Gradient is working its way back into the design-o-sphere. If you can recall, gradient was a popular 3-D effect in the early-to-mid 2000s, when every brand on the planet was trying to position themselves as “futuristic.” The late 00’s affinity for clean yet bohemian, hand-drawn flat design is submerging, as millennial designers combine the best of all brand personalities to form new brand identities that predict the future we want to have. As design is used to underline larger issues, one must wonder: how is gradient being used now, and what does gradient mean for your design purposes?
1. The Pantone Color of the Year is a gradient
The muted hues of this year’s dual color—Rose Quartz and Serenity—are a sign of the times, not just socially, but in the design world as well. For the first time in recent memory, Pantone has presented a gradient as the combo color of 2016. This presents many design challenges for designers, as we attempt to juggle the usage of the two distinct pastels within a single concept. Both colors are considered unisex, and their merging represents the fluidity of gender-color associations in modern times. As the gender-identity fluidity scale becomes the standard means by which to describe individuals, the Pantone color combo allows designers to play with this limitless color expression. The duality of gradient, and non-gender specific colors, is the new it-trend, and it is an exciting playspace for design, where target markets don’t have to be restricted by “colors for boys” and “colors for girls,” but rather, “colors for all.”

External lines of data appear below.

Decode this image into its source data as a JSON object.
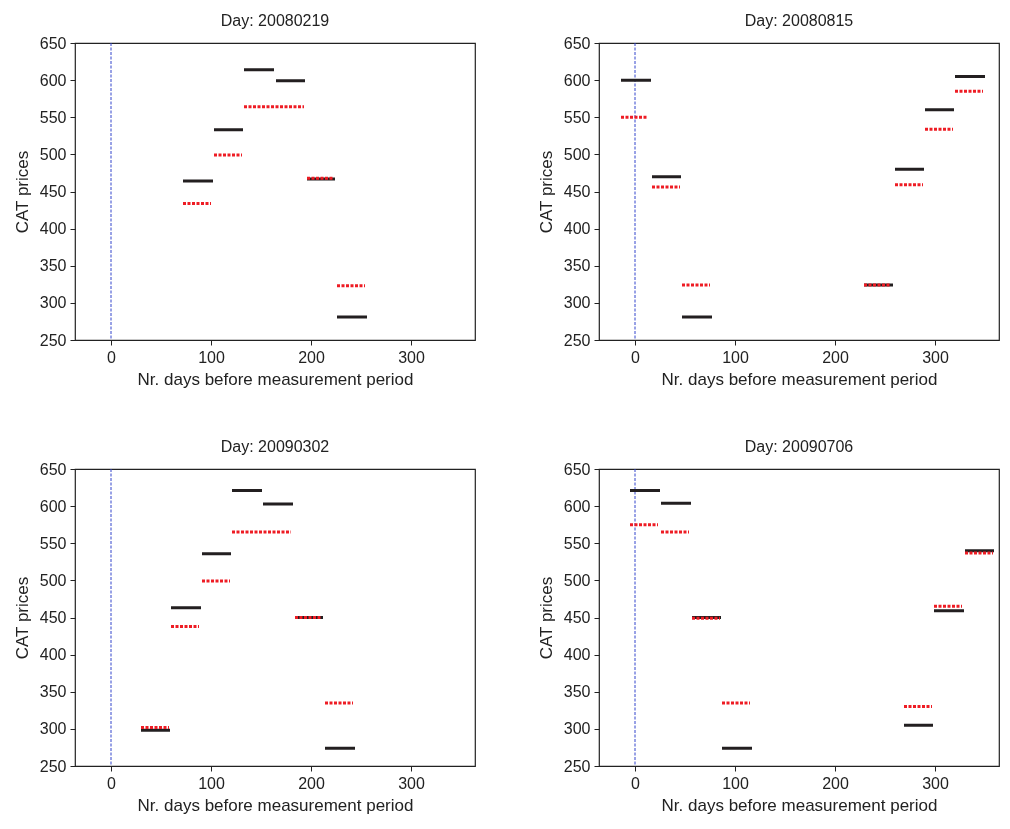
{
  "chart_data": [
    {
      "type": "line",
      "title": "Day: 20080219",
      "xlabel": "Nr. days before measurement period",
      "ylabel": "CAT prices",
      "xlim": [
        -36,
        364
      ],
      "ylim": [
        250,
        650
      ],
      "xticks": [
        0,
        100,
        200,
        300
      ],
      "yticks": [
        250,
        300,
        350,
        400,
        450,
        500,
        550,
        600,
        650
      ],
      "ref_lines": [
        {
          "axis": "x",
          "value": 0,
          "color": "#3344cc",
          "line_style": "dotted"
        }
      ],
      "series": [
        {
          "color": "#231f20",
          "line_style": "solid",
          "x": [
            72,
            102,
            null,
            103,
            132,
            null,
            133,
            163,
            null,
            165,
            194,
            null,
            196,
            224,
            null,
            226,
            256
          ],
          "values": [
            464,
            464,
            null,
            533,
            533,
            null,
            614,
            614,
            null,
            599,
            599,
            null,
            467,
            467,
            null,
            281,
            281
          ]
        },
        {
          "color": "#ee1c24",
          "line_style": "dotted",
          "x": [
            72,
            100,
            null,
            103,
            131,
            null,
            133,
            193,
            null,
            196,
            223,
            null,
            226,
            254
          ],
          "values": [
            434,
            434,
            null,
            499,
            499,
            null,
            564,
            564,
            null,
            468,
            468,
            null,
            323,
            323
          ]
        }
      ]
    },
    {
      "type": "line",
      "title": "Day: 20080815",
      "xlabel": "Nr. days before measurement period",
      "ylabel": "CAT prices",
      "xlim": [
        -36,
        364
      ],
      "ylim": [
        250,
        650
      ],
      "xticks": [
        0,
        100,
        200,
        300
      ],
      "yticks": [
        250,
        300,
        350,
        400,
        450,
        500,
        550,
        600,
        650
      ],
      "ref_lines": [
        {
          "axis": "x",
          "value": 0,
          "color": "#3344cc",
          "line_style": "dotted"
        }
      ],
      "series": [
        {
          "color": "#231f20",
          "line_style": "solid",
          "x": [
            -14,
            16,
            null,
            17,
            46,
            null,
            47,
            77,
            null,
            229,
            258,
            null,
            260,
            289,
            null,
            290,
            319,
            null,
            320,
            350
          ],
          "values": [
            600,
            600,
            null,
            470,
            470,
            null,
            281,
            281,
            null,
            324,
            324,
            null,
            480,
            480,
            null,
            560,
            560,
            null,
            605,
            605
          ]
        },
        {
          "color": "#ee1c24",
          "line_style": "dotted",
          "x": [
            -14,
            13,
            null,
            17,
            45,
            null,
            47,
            75,
            null,
            229,
            256,
            null,
            260,
            288,
            null,
            290,
            318,
            null,
            320,
            348
          ],
          "values": [
            550,
            550,
            null,
            456,
            456,
            null,
            324,
            324,
            null,
            324,
            324,
            null,
            459,
            459,
            null,
            534,
            534,
            null,
            585,
            585
          ]
        }
      ]
    },
    {
      "type": "line",
      "title": "Day: 20090302",
      "xlabel": "Nr. days before measurement period",
      "ylabel": "CAT prices",
      "xlim": [
        -36,
        364
      ],
      "ylim": [
        250,
        650
      ],
      "xticks": [
        0,
        100,
        200,
        300
      ],
      "yticks": [
        250,
        300,
        350,
        400,
        450,
        500,
        550,
        600,
        650
      ],
      "ref_lines": [
        {
          "axis": "x",
          "value": 0,
          "color": "#3344cc",
          "line_style": "dotted"
        }
      ],
      "series": [
        {
          "color": "#231f20",
          "line_style": "solid",
          "x": [
            30,
            59,
            null,
            60,
            90,
            null,
            91,
            120,
            null,
            121,
            151,
            null,
            152,
            182,
            null,
            184,
            212,
            null,
            214,
            244
          ],
          "values": [
            298,
            298,
            null,
            463,
            463,
            null,
            536,
            536,
            null,
            621,
            621,
            null,
            603,
            603,
            null,
            450,
            450,
            null,
            274,
            274
          ]
        },
        {
          "color": "#ee1c24",
          "line_style": "dotted",
          "x": [
            30,
            58,
            null,
            60,
            88,
            null,
            91,
            119,
            null,
            121,
            180,
            null,
            184,
            211,
            null,
            214,
            242
          ],
          "values": [
            302,
            302,
            null,
            438,
            438,
            null,
            499,
            499,
            null,
            565,
            565,
            null,
            450,
            450,
            null,
            335,
            335
          ]
        }
      ]
    },
    {
      "type": "line",
      "title": "Day: 20090706",
      "xlabel": "Nr. days before measurement period",
      "ylabel": "CAT prices",
      "xlim": [
        -36,
        364
      ],
      "ylim": [
        250,
        650
      ],
      "xticks": [
        0,
        100,
        200,
        300
      ],
      "yticks": [
        250,
        300,
        350,
        400,
        450,
        500,
        550,
        600,
        650
      ],
      "ref_lines": [
        {
          "axis": "x",
          "value": 0,
          "color": "#3344cc",
          "line_style": "dotted"
        }
      ],
      "series": [
        {
          "color": "#231f20",
          "line_style": "solid",
          "x": [
            -5,
            25,
            null,
            26,
            56,
            null,
            57,
            86,
            null,
            87,
            117,
            null,
            269,
            298,
            null,
            299,
            329,
            null,
            330,
            359
          ],
          "values": [
            621,
            621,
            null,
            604,
            604,
            null,
            450,
            450,
            null,
            274,
            274,
            null,
            305,
            305,
            null,
            459,
            459,
            null,
            540,
            540
          ]
        },
        {
          "color": "#ee1c24",
          "line_style": "dotted",
          "x": [
            -5,
            23,
            null,
            26,
            54,
            null,
            57,
            85,
            null,
            87,
            115,
            null,
            269,
            297,
            null,
            299,
            327,
            null,
            330,
            358
          ],
          "values": [
            575,
            575,
            null,
            565,
            565,
            null,
            449,
            449,
            null,
            335,
            335,
            null,
            330,
            330,
            null,
            465,
            465,
            null,
            537,
            537
          ]
        }
      ]
    }
  ]
}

2. The CSS “linear-gradient” code is revitalizing gradients in web design
Gradients permit the use of many colors at the same time. The new addition of the CSS property, linear-gradient, is revolutionizing site use of gradients by implementing color spectrums directly into the code, making it quicker and easier than the previous method of gradient image creation via Photoshop. This gradient revolution makes use of color spectrums in backgrounds, headers and overlays a norm.
3. Gradient backgrounds offer more color with less clutter
One of the most popular ways to use gradients right now is by setting them as colorful background images. Selecting a bright background that fades from one hue to another is a subdued way to use color without cluttering the page. By contrast, a colorful background requires utilities in the foreground to be muted. This can be achieved by using white or black text, monochrome buttons, and dark-shaded banners. Gradient backgrounds look great on mobile devices, the aesthetic of which imitates a phone’s wallpaper. With simple, logical, and subdued navigation, the gradient is a fun, youthful option for vertically-scrolling sites that require UX/UI design.
Staying ahead of the curve is important to us. As trends fluctuate from one design hue to the next, our Juicers are strategizing ways to reach the target market, whatever gender, occupation, age or disposition they may be. Like gradients, we are each a distinct shade, within a spectrum of color.